# Porsche at Donington



## MARKETMAN (Aug 22, 2006)

A Quick edit from today...


----------



## Rollini (Mar 23, 2012)

wow. amazing pic! 

would love this blown up printed on my wall


----------



## O`Neil (Aug 13, 2007)

Very very nice indeed :thumb:


----------



## gatecrasher3 (Jul 21, 2006)

Stunning shot well done.


----------



## adf27 (Mar 14, 2012)

Was this just before a huge accident?? :lol:
Great camera work, what mm is the lens?


----------



## DetailedClean (Jan 31, 2012)

Stunning photo


----------



## EddieB (May 13, 2006)

Awesome stuff! Just watching the BTCC on tv - wish I was there!


----------



## nick1275 (Jun 7, 2007)

superb shot there mate! lovely and sharp


----------



## MARKETMAN (Aug 22, 2006)

adf27 said:


> Was this just before a huge accident?? :lol:
> Great camera work, what mm is the lens?


lens used is Sigma 120-300 f2.8 :thumb:


----------



## Derbyshire-stig (Dec 22, 2010)

did you get many from the touring cars?


----------



## gatecrasher3 (Jul 21, 2006)

MARKETMAN said:


> lens used is Sigma 120-300 f2.8 :thumb:


Do you use a Canon camera?

Looking at the price of the lens they are not a massive amount away from the cost of a Canon 70-200 2.8 IS. Is there a reason you chose the Sigma (if indeed you have a Canon body) over the Canon version?

I only ask as I am looking to purchase a new lens for the track.


----------



## MARKETMAN (Aug 22, 2006)

Derbyshire-stig said:


> did you get many from the touring cars?


yes I was there saturday and sunday too


----------



## MARKETMAN (Aug 22, 2006)

gatecrasher3 said:


> Do you use a Canon camera?
> 
> Looking at the price of the lens they are not a massive amount away from the cost of a Canon 70-200 2.8 IS. Is there a reason you chose the Sigma (if indeed you have a Canon body) over the Canon version?
> 
> I only ask as I am looking to purchase a new lens for the track.


I have had canon the 70-200 2.8IS but sold it last year sometime.
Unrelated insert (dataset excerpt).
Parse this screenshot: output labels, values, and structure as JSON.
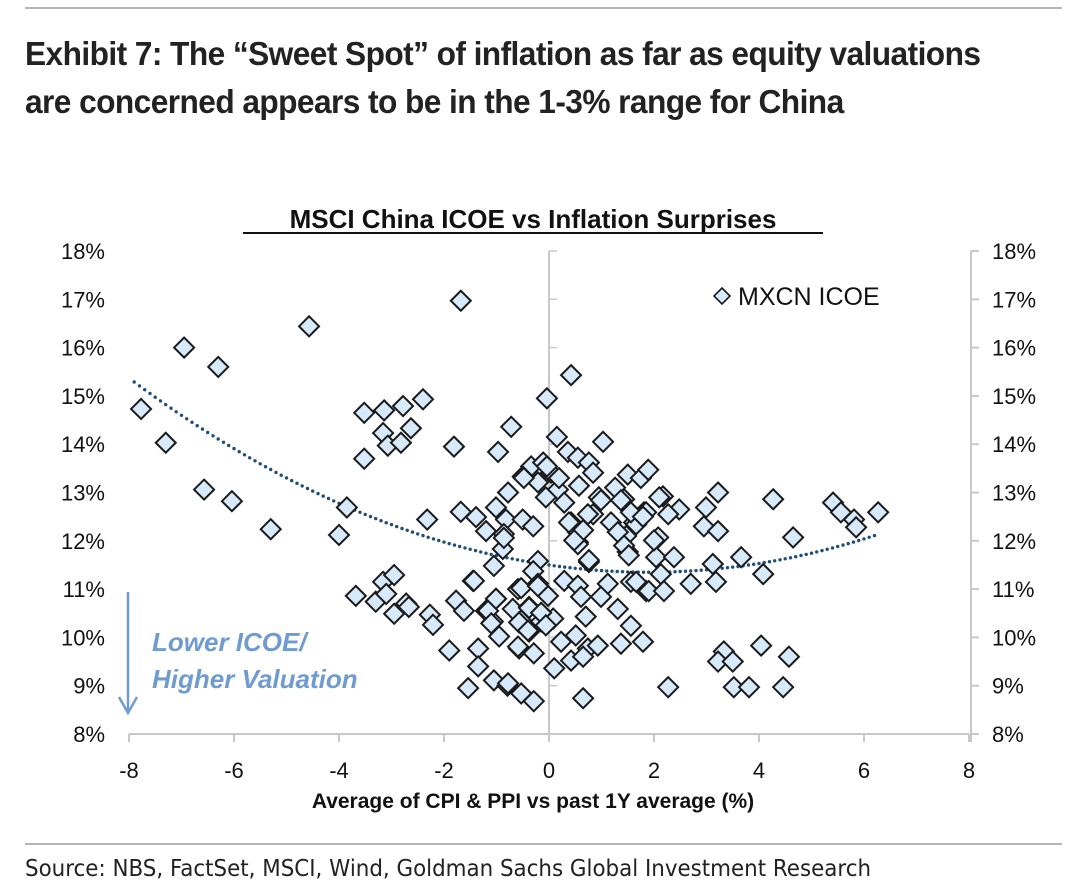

I bought the Sigma used and must say it is an awesome bit of glass.more reach than the canon 70-200 and takes a 1.4 x and 2x extender very well.
Only the new MKII 70-200 is a great pairing with the 2x converter.Dont be blinded by must have a Canon white L lens. I see many togs at the track... with the sigma 120-300 both non os and the new os version :thumb:


----------



## EddieB (May 13, 2006)

MARKETMAN said:


> I have had canon the 70-200 2.8IS but sold it last year sometime. I bought the Sigma used and must say it is an awesome bit of glass.more reach than the canon 70-200 and takes a 1.4 x and 2x extender very well.
> Only the new MKII 70-200 is a great pairing with the 2x converter.Dont be blinded by must have a Canon white L lens. I see many togs at the track... with the sigma 120-300 both non os and the new os version :thumb:


Gotta agree here - all my glass is Sigma and I am more than impressed with them. I've not used my 120-400 too much yet but when I have used it I've been more than impressed with it! For the price of the Canon 100-400 I managed to get a Sigma 17-50 F2.8 EX and a Sigma 120-400.


----------



## Derekh929 (Aug 28, 2011)

Loving that one as well excellent, and great racing


----------